In Noble Savages: My Life Among Two Dangerous Tribes—The Yanomamo and the Anthropologists, Mr. Chagnon negotiates an extremely tricky genre. Noble Savages is one part memoir, one part cultural anthropology, and another part commentary about anthropology’s intellectual space in the 21st century. The book brilliantly brings together all of these components in interesting and introspective ways.
Noble Savages begins by offering the reader a glimpse into Mr. Chagnon’s original research impetus: the anthropological questions that motivated him and the science and humanism swirling around these topics within anthropology.
In reading the early parts of Mr. Chagnon’s research—itself an unflinching and unapologetic scientific approach to the discipline—the reader becomes acquainted with the Yanomamo as Mr. Chagnon did during the 35 years of his academic life.
Mr. Chagnon describes some anthropological truisms his work highlights—namely, the ubiquity of terror; the importance of security; sociality and the demographic facts of life; leadership and social cohesion; and the political evolution of the tribe; however, the reader quickly sees that these questions of social organization of the Yanomamo were answered in ways completely unexpected within accepted paradigms of cultural anthropology.
In short, the reader is fronted with the Yanomamo as a complex culture—violent and warfaring— not easily slotted into Rousseau’s theorized state of nature and social tranquility.
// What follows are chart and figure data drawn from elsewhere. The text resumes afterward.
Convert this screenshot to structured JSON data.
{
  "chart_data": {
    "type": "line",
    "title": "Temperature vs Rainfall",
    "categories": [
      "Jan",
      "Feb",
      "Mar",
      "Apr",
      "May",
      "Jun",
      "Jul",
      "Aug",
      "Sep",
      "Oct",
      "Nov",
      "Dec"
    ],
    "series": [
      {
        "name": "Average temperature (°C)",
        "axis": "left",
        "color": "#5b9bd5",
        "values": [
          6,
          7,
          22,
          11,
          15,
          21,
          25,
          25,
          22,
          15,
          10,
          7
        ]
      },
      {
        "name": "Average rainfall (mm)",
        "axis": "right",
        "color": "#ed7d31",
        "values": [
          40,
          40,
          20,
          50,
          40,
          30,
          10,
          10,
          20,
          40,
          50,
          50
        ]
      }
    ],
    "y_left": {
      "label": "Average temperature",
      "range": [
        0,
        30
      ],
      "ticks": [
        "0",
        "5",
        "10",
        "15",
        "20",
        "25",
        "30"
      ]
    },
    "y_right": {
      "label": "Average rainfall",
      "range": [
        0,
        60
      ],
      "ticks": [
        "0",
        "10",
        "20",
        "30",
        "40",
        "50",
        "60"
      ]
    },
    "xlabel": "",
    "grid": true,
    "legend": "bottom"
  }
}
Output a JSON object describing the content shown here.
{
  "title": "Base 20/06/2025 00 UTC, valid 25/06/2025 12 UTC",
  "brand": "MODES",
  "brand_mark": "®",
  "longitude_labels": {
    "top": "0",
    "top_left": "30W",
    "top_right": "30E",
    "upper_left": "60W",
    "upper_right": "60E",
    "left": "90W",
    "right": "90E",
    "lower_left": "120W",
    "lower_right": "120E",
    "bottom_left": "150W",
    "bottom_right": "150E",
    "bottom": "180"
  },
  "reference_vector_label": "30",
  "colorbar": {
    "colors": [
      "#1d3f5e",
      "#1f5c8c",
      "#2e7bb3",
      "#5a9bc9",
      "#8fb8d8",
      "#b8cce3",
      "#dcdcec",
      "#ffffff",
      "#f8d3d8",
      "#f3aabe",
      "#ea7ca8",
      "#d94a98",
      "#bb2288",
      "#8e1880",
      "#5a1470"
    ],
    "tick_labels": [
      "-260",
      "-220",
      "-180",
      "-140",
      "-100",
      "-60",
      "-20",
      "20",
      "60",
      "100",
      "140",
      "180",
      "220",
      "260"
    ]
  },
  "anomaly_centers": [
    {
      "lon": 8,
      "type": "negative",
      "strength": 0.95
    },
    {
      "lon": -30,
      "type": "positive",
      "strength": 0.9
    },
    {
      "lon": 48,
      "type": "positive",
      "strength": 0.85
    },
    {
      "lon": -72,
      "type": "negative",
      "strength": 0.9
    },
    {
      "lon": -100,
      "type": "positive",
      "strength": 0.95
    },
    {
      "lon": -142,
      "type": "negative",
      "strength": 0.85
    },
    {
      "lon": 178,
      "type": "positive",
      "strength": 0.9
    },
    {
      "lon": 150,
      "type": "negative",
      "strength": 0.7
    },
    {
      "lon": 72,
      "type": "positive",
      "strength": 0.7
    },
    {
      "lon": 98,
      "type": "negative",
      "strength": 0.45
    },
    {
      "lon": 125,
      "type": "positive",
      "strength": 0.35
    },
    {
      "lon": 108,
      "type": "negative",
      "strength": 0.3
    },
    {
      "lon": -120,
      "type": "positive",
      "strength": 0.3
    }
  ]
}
With this background to the pertinent academic questions, we see Mr. Chagnon begin to weave his twin narratives of twinned “dangerous tribes”—the Yanomamo and anthropologists.
On the one hand, the reader sees the difficulties of field work and the shear force of will that comes from trying to wrestle out data and information from the time in “the field” with the Yanomamo.
The difficulties in doing something as mundane as making coffee are quickly multiplied against a backdrop of jaguars, disease, insects, poor communication, the list goes on and on.
On the other hand, the reader sees the difficulty that the interpretations of the field results faced when confronted by an anthropological establishment unable to accept evidence of violence and warfare. The two “dangerous tribes” appear to clash with the interpretation of Mr. Chagnon’s research as the crux issues.
Noble Savages is a compelling read—certainly within the history of anthropology and definitely within the traditions of memoir and autobiography.
Noble Savages asks its readers to evaluate the nature of scientific evidence and the historical relativism of its interpretation. It asks its readers to evaluate the social power that an established archetype of explanation wields and the full weight that an academic establishment carries. Fundamentally, however, Noble Savages continues to tell the stories of the Yanomamo, asking its readers to make sense of humanity’s place in nature.